Equipe do Saneamento Vivo se capacita para fortalecer articulação com municípios

A equipe do Projeto Saneamento Vivo participou, na sexta-feira (7), de uma capacitação voltada ao aprimoramento das estratégias de mobilização e articulação com os municípios atendidos pela iniciativa. Realizado de forma remota, o encontro contou com a participação das professoras Dra. Jhéssika Angell Alves e Silva, Dra. Kaliane de Freitas Maia e Ma. Else de Farias Albuquerque.
A programação abordou temas como leitura do território, participação social, identificação de atores locais, construção de confiança e estratégias para o contato e o acompanhamento das gestões municipais.
Compreender o território para mobilizar
A primeira palestra foi conduzida pela professora Dra. Jhéssika Angell Alves e Silva, com o tema “Mobilizar é compreender o território: escuta, participação social e construção de confiança no saneamento”.
Durante a apresentação, Jhéssika destacou que a mobilização institucional não se resume ao contato com as prefeituras.
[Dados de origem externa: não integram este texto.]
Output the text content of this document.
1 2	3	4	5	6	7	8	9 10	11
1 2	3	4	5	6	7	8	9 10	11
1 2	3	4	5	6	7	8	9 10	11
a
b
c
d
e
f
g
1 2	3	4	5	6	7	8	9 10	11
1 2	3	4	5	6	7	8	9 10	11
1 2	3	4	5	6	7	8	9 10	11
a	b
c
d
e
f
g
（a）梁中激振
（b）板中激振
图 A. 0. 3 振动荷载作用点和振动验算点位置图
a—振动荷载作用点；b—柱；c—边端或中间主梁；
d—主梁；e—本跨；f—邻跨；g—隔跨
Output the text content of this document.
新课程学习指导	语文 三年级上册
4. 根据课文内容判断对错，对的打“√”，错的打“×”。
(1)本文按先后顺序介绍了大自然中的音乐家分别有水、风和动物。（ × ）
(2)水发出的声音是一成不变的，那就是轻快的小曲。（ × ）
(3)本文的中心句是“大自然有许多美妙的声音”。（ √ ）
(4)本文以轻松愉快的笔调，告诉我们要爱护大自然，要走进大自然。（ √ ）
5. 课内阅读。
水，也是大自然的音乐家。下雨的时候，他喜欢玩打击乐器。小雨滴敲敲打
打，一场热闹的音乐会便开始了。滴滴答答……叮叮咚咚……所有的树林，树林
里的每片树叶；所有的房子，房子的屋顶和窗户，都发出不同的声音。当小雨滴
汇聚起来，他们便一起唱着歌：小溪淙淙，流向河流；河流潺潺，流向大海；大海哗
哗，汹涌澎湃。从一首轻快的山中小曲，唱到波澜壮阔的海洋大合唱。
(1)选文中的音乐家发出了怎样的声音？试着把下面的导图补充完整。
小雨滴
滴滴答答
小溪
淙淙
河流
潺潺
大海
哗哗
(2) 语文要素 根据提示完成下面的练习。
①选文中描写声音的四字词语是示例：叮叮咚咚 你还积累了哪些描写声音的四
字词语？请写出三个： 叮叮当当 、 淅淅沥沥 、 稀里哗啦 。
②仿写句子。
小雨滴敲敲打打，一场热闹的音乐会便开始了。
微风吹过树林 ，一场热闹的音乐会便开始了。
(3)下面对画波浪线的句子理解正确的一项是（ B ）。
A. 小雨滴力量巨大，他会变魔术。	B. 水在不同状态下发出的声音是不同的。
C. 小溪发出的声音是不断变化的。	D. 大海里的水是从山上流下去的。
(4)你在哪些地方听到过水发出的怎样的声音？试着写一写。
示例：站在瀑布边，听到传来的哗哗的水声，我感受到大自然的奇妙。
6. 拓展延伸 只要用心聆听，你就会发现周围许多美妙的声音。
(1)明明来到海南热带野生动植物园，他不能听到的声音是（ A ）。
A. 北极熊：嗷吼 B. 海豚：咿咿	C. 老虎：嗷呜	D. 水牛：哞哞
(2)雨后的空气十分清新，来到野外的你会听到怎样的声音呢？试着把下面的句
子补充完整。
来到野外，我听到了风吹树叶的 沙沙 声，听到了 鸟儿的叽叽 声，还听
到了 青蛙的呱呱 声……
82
Para que a articulação seja efetiva, é necessário considerar as características de cada território, as relações sociais existentes, as lideranças locais, os desafios enfrentados e as diferentes formas de participação da população.
Nesse processo, a escuta ativa e a sensibilidade social foram apontadas como fundamentais para adaptar a comunicação aos diferentes interlocutores, reconhecer demandas locais e construir relações de confiança com gestores, técnicos e demais atores envolvidos.
A participação social também foi discutida como elemento essencial para aproximar a população das decisões relacionadas ao saneamento e ampliar seu envolvimento nas ações desenvolvidas nos municípios.
A mobilização na prática
Na sequência, a professora Dra. Kaliane de Freitas Maia apresentou o tema “Mobilização institucional na prática: estratégias, desafios e aprendizados na articulação com municípios”.
A partir de experiências relacionadas à elaboração de Planos Municipais de Saneamento Básico (PMSB), Kaliane discutiu situações que podem fazer parte da rotina de mobilização, desde a preparação para o primeiro contato até o acompanhamento das respostas e dos encaminhamentos realizados pelas gestões municipais.
A professora também ressaltou a necessidade de conhecer previamente a estrutura dos municípios e de ampliar o alcance dos processos participativos, envolvendo públicos que muitas vezes permanecem distantes de audiências, reuniões e outras ações de mobilização social.
“Quem se engaja nas audiências públicas são as pessoas envolvidas com os movimentos sociais, porque a massa ou não ouve falar ou passa despercebido. É importante despertar o público geral para as mobilizações sociais para aderir a projetos como esse”, destacou Kaliane.
Identificar atores e redes locais
Encerrando a programação, a professora Ma. Else de Farias Albuquerque apresentou o tema “Conhecer para mobilizar: atores locais, redes comunitárias e a realidade dos municípios brasileiros”.
A discussão teve como foco o conhecimento da estrutura municipal e a identificação dos atores envolvidos nos processos de decisão. Prefeitos, secretários, assessores, técnicos, conselhos e lideranças locais exercem funções distintas e possuem diferentes níveis de influência, o que torna necessário identificar os interlocutores mais adequados para cada etapa da mobilização.
Else também destacou a importância de realizar um levantamento prévio sobre os municípios antes do início das ações. Informações sobre população, estrutura administrativa, condições do saneamento e possíveis contatos institucionais podem subsidiar uma abordagem mais direcionada e adequada à realidade de cada localidade.
Esses dados podem ser consultados em fontes oficiais, como portais da Transparência e sistemas públicos de informações, entre eles o Sagres. “É importante que isso seja verificado: quem são os atores que são importantes para o desenvolvimento do plano no município”, explicou Else.
Formação fortalece atuação nos municípios
Além dos conteúdos apresentados, a capacitação possibilitou a troca de experiências entre palestrantes e participantes, com a discussão de situações práticas e desafios encontrados em processos de articulação com as gestões municipais.
A formação reforçou que a mobilização institucional depende não apenas do estabelecimento de contatos, mas também do conhecimento prévio do território, da identificação dos atores estratégicos e da construção de uma comunicação capaz de gerar confiança e participação.
A capacitação integra as ações do Projeto Saneamento Vivo, iniciativa da Universidade Federal do Vale do São Francisco (Univasf) voltada ao fortalecimento da gestão municipal do saneamento básico, por meio da produção de informações, do apoio técnico aos municípios e do desenvolvimento de soluções voltadas ao planejamento do setor.